In Eching am Ammersee

Nach Tötung von Mutter und Sohn: Haftbefehl erlassen

Eching - In Eching am Ammersee sind eine 36-jährige Frau und ihr siebenjähriger Sohn getötet worden. Am Tatort fand die Polizei den blutverschmierten Ex-Lebensgefährten und geht von einer Beziehungstat aus.

Nach dem Gewaltverbrechen an einer Mutter und ihrem sieben Jahre alten Sohn am Ammersee sitzt der Vater des Kindes in Untersuchungshaft. Die zuständige Ermittlungsrichterin habe gegen den weitgehend geständigen Mann Haftbefehl wegen zweifachen Mordes angeordnet, teilte die Polizei am Donnerstag mit.

Das war geschehen

Eine Kollegin der Frau hatte am Mittwoch die Polizei alarmiert, weil die 36-Jährige nicht zur Arbeit erschienen war. Daraufhin ging die Polizeiinspektion Dießen in Eching gegen 17.30 Uhr zur Wohnung der Frau.

Als die Beamten versuchten, die Wohnungstür der Vermissten zu öffnen, kam ihnen der 49-jährige Mann blutverschmiert entgegen. Die Polizei nahm ihn fest, da er im Verdacht steht, seine ehemalige Lebensgefährtin und den gemeinsamen Sohn gewaltsam getötet zu haben. In der Wohnung fanden die Beamten die äußerlich unversehrten Leichen. 

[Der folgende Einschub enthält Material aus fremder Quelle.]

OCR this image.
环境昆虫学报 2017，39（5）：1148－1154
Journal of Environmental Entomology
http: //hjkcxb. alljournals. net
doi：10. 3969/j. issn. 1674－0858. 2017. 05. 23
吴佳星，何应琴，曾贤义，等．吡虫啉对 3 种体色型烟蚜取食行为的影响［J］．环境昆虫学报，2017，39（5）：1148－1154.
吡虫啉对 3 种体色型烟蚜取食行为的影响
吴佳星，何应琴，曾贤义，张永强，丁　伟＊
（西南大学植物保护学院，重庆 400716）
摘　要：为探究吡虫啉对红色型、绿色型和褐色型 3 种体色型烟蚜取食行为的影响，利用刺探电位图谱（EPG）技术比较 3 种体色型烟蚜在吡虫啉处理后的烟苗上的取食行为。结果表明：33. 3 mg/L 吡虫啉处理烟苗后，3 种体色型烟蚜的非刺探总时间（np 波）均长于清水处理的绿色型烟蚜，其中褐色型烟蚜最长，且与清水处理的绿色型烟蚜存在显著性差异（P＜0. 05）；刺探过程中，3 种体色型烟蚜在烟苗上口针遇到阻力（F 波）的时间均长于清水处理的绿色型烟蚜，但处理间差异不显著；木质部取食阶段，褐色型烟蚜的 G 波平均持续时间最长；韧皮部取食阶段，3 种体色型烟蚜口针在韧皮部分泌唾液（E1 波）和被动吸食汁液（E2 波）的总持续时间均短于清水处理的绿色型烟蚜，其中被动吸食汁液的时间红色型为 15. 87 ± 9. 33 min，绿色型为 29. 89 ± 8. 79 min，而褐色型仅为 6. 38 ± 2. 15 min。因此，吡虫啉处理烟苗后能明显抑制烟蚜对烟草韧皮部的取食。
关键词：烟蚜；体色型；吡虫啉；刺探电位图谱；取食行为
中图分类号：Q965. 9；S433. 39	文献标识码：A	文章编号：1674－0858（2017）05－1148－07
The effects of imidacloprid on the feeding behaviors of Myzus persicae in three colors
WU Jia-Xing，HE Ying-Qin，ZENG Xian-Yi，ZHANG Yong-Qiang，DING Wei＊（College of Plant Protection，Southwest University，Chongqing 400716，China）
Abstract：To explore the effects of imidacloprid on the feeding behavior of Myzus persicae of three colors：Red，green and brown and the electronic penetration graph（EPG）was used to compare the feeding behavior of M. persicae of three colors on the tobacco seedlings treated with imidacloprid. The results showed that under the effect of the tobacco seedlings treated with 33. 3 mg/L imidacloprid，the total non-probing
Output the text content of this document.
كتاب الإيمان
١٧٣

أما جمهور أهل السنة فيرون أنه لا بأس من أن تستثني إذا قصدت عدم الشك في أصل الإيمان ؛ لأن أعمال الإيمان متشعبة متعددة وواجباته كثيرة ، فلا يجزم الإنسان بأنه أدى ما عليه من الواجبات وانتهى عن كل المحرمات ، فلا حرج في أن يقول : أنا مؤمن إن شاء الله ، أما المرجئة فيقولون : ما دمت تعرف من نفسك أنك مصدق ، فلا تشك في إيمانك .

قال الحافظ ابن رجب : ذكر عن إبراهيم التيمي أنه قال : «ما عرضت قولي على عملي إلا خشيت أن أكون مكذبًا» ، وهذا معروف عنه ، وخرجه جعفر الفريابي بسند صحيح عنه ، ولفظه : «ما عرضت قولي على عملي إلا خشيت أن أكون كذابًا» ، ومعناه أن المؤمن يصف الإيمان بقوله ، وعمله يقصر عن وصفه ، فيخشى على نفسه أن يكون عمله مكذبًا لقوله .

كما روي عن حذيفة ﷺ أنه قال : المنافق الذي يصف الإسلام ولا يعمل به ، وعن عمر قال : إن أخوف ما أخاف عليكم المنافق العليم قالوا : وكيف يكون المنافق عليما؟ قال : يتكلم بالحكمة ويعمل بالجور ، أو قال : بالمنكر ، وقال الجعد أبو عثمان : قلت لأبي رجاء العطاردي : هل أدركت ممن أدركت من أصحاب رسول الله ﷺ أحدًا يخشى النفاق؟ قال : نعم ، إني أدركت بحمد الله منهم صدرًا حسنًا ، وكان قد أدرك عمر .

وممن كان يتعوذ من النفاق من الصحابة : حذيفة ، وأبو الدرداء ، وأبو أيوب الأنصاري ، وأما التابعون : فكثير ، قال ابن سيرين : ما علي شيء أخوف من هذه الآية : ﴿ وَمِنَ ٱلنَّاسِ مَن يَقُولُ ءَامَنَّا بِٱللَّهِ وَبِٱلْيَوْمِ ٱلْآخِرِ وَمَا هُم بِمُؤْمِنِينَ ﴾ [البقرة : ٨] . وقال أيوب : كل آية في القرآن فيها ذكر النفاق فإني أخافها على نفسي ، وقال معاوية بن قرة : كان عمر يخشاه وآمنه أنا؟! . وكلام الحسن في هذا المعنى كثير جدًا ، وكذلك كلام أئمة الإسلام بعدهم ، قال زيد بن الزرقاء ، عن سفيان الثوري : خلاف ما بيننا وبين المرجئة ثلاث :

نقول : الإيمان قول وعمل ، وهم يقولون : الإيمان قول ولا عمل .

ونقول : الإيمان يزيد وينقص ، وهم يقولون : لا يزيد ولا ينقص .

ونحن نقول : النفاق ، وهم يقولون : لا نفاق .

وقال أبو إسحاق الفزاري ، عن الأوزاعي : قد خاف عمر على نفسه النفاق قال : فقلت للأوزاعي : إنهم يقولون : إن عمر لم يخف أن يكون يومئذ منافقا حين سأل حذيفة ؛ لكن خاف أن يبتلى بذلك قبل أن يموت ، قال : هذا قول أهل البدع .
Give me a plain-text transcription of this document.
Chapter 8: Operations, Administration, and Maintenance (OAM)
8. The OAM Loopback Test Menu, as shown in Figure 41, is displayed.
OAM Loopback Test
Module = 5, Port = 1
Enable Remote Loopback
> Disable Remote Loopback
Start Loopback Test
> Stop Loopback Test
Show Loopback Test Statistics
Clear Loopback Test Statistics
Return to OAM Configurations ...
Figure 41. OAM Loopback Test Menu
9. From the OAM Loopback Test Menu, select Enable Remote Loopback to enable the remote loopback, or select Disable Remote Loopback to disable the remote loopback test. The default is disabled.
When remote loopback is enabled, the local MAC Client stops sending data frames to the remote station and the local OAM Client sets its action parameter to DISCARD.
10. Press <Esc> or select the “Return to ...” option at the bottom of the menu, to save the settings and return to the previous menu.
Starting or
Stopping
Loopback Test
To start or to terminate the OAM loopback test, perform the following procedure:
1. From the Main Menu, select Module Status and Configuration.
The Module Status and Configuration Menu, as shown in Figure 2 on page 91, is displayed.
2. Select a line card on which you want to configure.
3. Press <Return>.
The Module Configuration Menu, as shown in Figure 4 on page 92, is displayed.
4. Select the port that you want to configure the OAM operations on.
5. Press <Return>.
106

Inzwischen liegt laut Mitteilung der Polizeipressestelle das Obduktionsergebnis vor. Die gerichtsmedizinische Untersuchung ergab als Todesursache eine massive Gewalteinwirkung gegen den Hals der Opfer. Der Beschuldigte wurde im Laufe des Tages von Beamten der Kriminalpolizei Fürstenfeldbruck vernommen und zeigte sich weitestgehend geständig. 

Bevor der Mann seine frühere Lebensgefährtin und seinen Sohn getötet hat, soll es zu einem Beziehungsstreit gekommen sein. Auf Antrag der Staatsanwaltschaft Augsburg erließ eine Ermittlungsrichterin des Amtsgerichts Augsburg Haftbefehl wegen zweifachen Mordes und ordnete Untersuchungshaft an.

Der Mann, der sich selbst verletzt haben soll, wurde nachts operiert

Ersten Ermittlungen zufolge soll der Franzose die 36-Jährige und den gemeinsamen siebenjährigen Sohn umgebracht und sich dann mit einem Messer selbst verletzt haben. Der Mann wurde in der Nacht operiert.

Nach Polizeiangaben hatten die Frau und der Mann einige Jahre zusammen in Südfrankreich gelebt. Vor einiger Zeit sei die Frau mit dem Sohn nach Bayern zurückgekehrt. Der Franzose soll sich zu Besuch dort aufgehalten haben.